9 Introduction
Data engineering is the unsung hero of data science,
the foundation upon which great data analysis is built.
Data matures like wine, applications like fish.
The goal of data engineering is to make raw data usable for consumption by data analysts, business analysts, data scientists, machine learning engineers, and so on. The CRISP-DM data science project cycle follows the business understanding (discovery) stage with two data-related phases:
- Data understanding: identify, collect, and analyze data sets that help accomplish the project goals.
- Data preparation: prepare the final data sets for the next stages of the project, in particular, the modeling stage.
We combine both efforts under the umbrella of data engineering, the tasks of selecting and cleaning data (under data preparation) cannot be separated from the tasks of collecting, describing (exploring) data, and working on data quality (under data understanding).

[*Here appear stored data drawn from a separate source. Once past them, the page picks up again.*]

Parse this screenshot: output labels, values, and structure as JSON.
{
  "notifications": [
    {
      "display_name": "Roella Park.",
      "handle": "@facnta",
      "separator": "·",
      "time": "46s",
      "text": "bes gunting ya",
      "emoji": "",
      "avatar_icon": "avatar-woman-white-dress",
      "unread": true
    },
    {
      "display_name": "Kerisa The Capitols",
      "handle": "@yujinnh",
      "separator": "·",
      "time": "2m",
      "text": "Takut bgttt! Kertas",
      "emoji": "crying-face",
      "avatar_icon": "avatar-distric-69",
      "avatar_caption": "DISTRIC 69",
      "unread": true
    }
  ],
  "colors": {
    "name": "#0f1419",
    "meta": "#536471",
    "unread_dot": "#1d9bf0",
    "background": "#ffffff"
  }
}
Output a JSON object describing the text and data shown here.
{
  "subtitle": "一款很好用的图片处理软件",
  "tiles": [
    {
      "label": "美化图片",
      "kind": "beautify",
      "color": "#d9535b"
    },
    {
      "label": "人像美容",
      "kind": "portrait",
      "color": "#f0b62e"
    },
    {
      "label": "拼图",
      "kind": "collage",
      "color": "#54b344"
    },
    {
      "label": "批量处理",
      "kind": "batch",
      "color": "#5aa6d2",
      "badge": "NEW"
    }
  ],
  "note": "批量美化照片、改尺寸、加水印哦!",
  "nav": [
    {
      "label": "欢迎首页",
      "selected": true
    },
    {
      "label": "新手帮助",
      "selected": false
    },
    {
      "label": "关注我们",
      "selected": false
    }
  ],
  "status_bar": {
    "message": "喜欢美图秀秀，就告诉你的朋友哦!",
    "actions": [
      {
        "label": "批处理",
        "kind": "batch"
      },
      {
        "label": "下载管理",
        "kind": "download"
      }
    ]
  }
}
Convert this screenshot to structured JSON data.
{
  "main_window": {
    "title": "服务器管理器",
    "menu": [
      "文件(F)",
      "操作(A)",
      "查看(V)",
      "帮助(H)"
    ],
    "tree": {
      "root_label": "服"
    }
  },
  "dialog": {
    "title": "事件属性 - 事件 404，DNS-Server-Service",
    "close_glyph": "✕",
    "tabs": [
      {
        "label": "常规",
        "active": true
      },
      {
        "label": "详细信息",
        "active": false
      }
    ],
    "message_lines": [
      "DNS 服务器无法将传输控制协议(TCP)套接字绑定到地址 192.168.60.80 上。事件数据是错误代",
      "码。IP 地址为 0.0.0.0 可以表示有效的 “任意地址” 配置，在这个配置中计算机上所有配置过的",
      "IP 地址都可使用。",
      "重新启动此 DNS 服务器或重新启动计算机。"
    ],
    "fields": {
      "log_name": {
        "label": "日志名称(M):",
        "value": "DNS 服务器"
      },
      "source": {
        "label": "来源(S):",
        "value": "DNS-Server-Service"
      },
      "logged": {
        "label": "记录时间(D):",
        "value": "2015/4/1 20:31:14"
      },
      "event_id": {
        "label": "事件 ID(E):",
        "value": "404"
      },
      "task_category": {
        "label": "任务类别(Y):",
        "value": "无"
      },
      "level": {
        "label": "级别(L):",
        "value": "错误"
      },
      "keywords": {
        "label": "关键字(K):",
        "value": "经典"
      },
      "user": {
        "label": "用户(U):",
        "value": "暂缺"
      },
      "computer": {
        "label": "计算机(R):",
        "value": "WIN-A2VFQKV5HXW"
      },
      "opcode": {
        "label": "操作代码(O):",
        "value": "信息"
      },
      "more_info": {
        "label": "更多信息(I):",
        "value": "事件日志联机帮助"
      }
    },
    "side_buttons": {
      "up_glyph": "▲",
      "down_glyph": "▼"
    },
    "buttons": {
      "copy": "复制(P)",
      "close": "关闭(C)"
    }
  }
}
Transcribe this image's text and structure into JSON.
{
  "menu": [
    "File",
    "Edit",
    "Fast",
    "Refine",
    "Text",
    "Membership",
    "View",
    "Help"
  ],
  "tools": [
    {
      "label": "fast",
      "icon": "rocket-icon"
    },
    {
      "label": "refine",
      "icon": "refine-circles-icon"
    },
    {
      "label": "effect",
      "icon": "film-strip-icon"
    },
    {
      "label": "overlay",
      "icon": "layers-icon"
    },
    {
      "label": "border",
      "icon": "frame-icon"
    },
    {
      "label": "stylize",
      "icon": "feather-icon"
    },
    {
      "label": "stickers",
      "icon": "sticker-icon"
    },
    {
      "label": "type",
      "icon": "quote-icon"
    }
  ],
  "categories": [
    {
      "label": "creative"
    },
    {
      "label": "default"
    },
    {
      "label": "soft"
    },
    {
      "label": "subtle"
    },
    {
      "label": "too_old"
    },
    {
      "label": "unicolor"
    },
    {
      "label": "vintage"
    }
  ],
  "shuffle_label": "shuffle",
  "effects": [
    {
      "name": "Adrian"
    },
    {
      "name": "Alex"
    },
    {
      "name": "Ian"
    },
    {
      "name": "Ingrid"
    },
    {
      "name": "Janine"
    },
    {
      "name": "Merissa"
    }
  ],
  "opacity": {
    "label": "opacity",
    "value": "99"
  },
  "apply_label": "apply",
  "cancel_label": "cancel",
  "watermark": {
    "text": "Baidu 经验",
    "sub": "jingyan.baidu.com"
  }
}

The discussion begins with a review of important file formats in data science, databases, and enterprise data architectures. Chapter 11 uses Python to ingest data in the major file formats and from a database. During data profiling, the first date with the data, we get a first impression of the content and quality of the data.
Summarization (Chapter 13) and visualization {Chapter 14} distill the essence of the data and its patterns in numerical and graphical form.
Because the declarative programming language SQL is very important in the daily work of data scientists, we present some basic SQL knowledge in Chapter 15.